Fra due omicidi
Chissà se Ziauddin, il piccolo facchino musulmano delle ferrovie, si è mai fermato a guardare i libri clandestini di Ramakrishna detto Xerox, arrestato 21 volte per la sua attività illegale. E chissà, magari Shankara, mezzo bramino mezzo hoyka, non avrebbe messo una bomba nella sua scuola se fosse stato un allievo del professor D’Mello, uno di quelli che, quando il Giorno del cinema gratuito si è tenuto nel cinema porno Angel Talkies, sono andati in giro a sollevare i teloni neri della censura, per spiare le locandine oscene. Anche a Keshava sarebbe piaciuto: è uno in gamba lui, uno sveglio, che in pochissimo tempo è riuscito a diventare bigliettaio sull’autobus e a rubare tutti i clienti agli autisti cristiani. Per questo è il protetto di Fratello, che gli anche regalato una bici per scorazzare in giro per Kittur. E Gururaj Kamath, il giornalista che cerca la verità? È probabile che ascolterebbe con interesse la storia di Abbasi e di come, ha fatto scappare a gambe levate due finti esattori delle tasse che volevano, come tanti altri, solo una tangente per evitare problemi più grossi alla sua fabbrica di camicie finemente ricamate. Tante storie, ognuna legata a un particolare angolo della città...

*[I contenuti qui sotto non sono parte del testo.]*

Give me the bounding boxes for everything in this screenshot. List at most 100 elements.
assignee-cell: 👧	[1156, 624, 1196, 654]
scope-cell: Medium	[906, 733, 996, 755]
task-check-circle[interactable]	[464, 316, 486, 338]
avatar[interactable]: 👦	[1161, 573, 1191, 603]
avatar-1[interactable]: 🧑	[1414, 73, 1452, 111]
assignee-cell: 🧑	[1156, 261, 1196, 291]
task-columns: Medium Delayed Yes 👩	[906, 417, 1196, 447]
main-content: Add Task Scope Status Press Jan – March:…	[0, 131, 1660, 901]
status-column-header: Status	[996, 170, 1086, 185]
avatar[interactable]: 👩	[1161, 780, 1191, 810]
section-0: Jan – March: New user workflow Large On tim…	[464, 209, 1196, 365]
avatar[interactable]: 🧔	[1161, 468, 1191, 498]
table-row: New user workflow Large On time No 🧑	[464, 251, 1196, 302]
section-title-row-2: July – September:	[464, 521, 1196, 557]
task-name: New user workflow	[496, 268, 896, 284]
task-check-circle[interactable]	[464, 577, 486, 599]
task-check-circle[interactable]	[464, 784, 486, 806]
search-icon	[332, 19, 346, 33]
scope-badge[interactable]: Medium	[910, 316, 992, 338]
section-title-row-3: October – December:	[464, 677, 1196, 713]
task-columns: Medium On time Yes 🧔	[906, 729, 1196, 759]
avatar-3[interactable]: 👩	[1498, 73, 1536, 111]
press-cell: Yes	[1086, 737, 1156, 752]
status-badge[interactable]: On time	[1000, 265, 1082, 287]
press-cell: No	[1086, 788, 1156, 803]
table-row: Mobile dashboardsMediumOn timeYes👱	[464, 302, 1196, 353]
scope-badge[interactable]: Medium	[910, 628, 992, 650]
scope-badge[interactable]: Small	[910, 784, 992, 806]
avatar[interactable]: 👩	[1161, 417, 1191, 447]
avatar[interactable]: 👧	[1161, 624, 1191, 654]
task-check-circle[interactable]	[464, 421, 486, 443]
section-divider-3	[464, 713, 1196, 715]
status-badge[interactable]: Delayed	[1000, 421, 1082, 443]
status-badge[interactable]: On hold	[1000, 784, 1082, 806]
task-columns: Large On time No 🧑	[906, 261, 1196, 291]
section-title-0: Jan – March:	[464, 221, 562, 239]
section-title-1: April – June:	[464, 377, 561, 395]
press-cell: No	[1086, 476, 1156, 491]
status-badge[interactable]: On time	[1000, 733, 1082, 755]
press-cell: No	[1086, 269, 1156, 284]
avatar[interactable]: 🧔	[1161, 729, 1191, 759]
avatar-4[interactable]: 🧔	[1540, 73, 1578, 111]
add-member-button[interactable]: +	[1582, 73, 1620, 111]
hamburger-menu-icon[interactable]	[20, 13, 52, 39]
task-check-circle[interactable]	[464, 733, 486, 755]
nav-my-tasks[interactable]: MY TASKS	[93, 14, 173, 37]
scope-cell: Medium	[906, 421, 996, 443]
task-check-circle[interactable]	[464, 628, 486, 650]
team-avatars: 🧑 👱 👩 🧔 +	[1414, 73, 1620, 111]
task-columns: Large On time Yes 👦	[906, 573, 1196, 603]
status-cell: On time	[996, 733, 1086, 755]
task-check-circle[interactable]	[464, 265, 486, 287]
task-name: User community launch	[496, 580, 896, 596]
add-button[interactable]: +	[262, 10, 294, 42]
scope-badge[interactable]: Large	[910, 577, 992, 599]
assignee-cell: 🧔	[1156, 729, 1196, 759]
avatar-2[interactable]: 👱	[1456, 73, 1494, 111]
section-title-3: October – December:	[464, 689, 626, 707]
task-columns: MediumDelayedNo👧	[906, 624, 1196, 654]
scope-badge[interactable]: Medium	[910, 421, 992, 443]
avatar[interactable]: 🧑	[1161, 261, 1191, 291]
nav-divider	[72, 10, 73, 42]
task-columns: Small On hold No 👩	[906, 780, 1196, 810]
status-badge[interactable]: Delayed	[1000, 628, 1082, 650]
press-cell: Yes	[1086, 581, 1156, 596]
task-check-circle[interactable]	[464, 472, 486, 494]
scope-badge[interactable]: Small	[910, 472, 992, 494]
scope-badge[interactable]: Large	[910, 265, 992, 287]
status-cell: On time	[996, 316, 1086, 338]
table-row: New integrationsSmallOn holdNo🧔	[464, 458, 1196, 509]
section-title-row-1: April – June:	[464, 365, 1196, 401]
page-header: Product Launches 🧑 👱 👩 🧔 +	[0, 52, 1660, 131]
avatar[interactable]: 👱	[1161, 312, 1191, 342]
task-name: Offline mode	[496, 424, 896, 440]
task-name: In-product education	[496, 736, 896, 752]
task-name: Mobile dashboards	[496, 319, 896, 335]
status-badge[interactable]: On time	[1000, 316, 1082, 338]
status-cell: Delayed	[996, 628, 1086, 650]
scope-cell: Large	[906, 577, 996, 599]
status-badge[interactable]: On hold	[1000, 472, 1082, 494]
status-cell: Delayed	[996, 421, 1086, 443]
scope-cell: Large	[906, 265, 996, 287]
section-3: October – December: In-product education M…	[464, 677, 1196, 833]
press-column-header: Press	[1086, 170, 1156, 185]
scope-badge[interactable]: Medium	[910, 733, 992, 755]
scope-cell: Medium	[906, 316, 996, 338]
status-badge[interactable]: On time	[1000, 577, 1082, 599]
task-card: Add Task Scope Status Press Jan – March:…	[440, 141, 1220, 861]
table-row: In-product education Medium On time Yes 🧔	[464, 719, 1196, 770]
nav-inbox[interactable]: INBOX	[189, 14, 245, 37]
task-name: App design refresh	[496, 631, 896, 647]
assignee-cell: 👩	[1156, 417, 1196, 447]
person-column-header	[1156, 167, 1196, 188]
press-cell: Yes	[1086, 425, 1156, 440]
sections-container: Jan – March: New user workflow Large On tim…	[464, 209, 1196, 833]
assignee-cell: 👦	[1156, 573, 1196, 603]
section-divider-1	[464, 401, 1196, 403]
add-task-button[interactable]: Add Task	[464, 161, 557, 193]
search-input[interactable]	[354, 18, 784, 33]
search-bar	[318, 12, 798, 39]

Quella immaginaria Kittur di cui Aravind Adiga ha plasmato viso e corpo, dotandola di case lussuose, stamberghe, ferrovie, cinema, quartieri cristiani, misteriose fortezze, e ha poi arricchito con molteplici anime: tante quante sono i luoghi che esse popolano e in cui, ognuna ha un prezzo e un peso sociale diverso.E da questo punto di vista, le strade di Kittur tornano a sovrapporsi perfettamente a quelle reali di una qualsiasi città indiana dove i soprusi non vengono visti ma fanno parte del paesaggio e chi vuole raccontarli o non ha la voce per farlo o perde il lavoro; dove la corruzione dilaga al punto da essere considerata una regolare nota spese da mettere in conto se si decide di aprire un’azienda; dove è sufficiente nascere nella famiglia sbagliata per avere il futuro già segnato. Un’India sicuramente già vista e raccontata ma che, in queste pagine si arricchisce di un contributo inedito: l’ironia della penna di Adiga, che senza abbellire né mitigare una realtà complessa e spesso crudele, riesce a renderla più “digeribile”anche agli occhi degli occidentali. Il lettore si lascia quindi guidare facilmente nella scoperta di questo nuovo territorio: non dalle carte geografiche o dai brani degni di una vera e propria guida turistica che inframmezzano i racconti dei vari personaggi, ma proprio da quel vivido brulicare di esistenze in una terra lontana. Fino a trovarla, dopo il viaggio a Kittur, stranamente familiare.